As is apparent from the above description, according to the present invention, peeling and cracking of the common electrode can be prevented, and a highly reliable image display device without disconnection can be provided. It is.

[Brief description of the drawings]

FIG. 1 is a schematic perspective view showing a configuration example of a plasma addressed display device with a part cut away.

FIG. 2 is a schematic sectional view illustrating a configuration example of a plasma addressed display device.

FIG. 3 is a schematic diagram showing an arrangement of data electrodes, discharge electrodes, and discharge channels.

FIG. 4 is a schematic plan view schematically illustrating a planar arrangement of terminal electrodes and a common electrode.

[Explanation of symbols]

1 electro-optical display cell, 2 plasma cell, 3 dielectric sheet, 4 upper substrate, 5 data electrodes, 7 liquid crystal layer, 8
Lower electrode, 9A anode electrode, 9K cathode electrode,
10 partition, 11 frit seal, 14 cover glass, 15 terminal electrode, 16 common electrode

Claims (3)

[Claims] 1. An image display panel comprising a plurality of substantially parallel drive electrodes formed on one principal surface of a substrate, and one end of each of the drive electrodes connected to a common electrode.

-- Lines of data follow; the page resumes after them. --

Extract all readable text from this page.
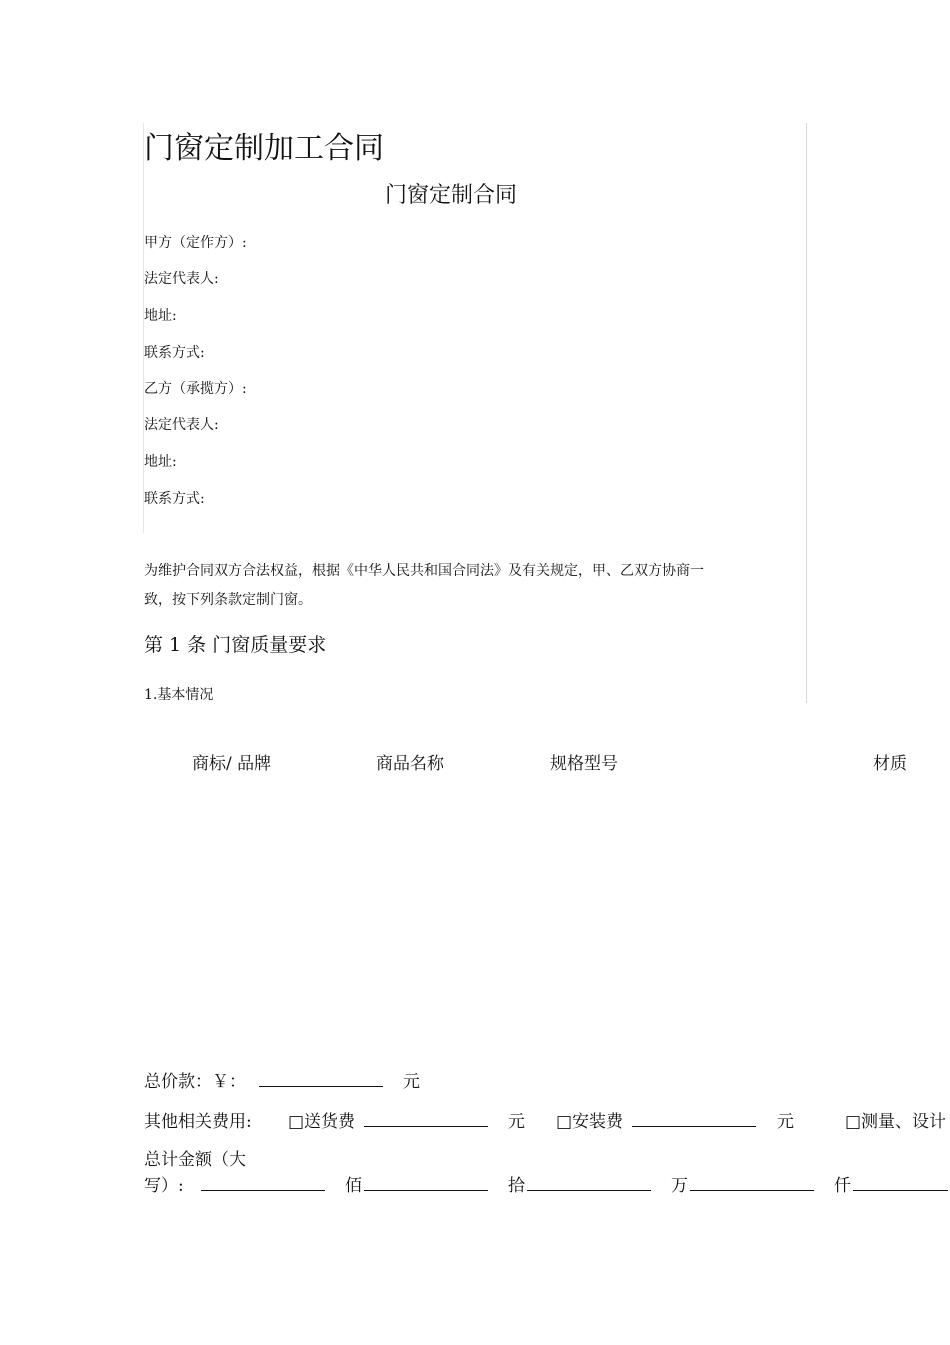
门窗定制加工合同
门窗定制合同
甲方（定作方）:
法定代表人:
地址:
联系方式:
乙方（承揽方）:
法定代表人:
地址:
联系方式:
为维护合同双方合法权益，根据《中华人民共和国合同法》及有关规定，甲、乙双方协商一
致，按下列条款定制门窗。
第 1 条 门窗质量要求
1.基本情况
商标/ 品牌	商品名称	规格型号	材质
总价款：￥：	元
其他相关费用: □送货费	元 □安装费	元	□测量、设计
总计金额（大
写）:	佰	拾	万	仟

An image display panel having a mesh pattern. 2. The image display panel according to claim 1, wherein a flexible wiring board for external connection is joined to said common electrode via an anisotropic conductive film. 3. A dielectric thin plate is disposed on the substrate with a predetermined gap, and a plasma cell is formed by sealing the periphery with a sealing portion. The image display panel according to claim 1, wherein a second substrate on which an electrode substantially orthogonal to the electrode is formed is overlapped via an electro-optic material layer.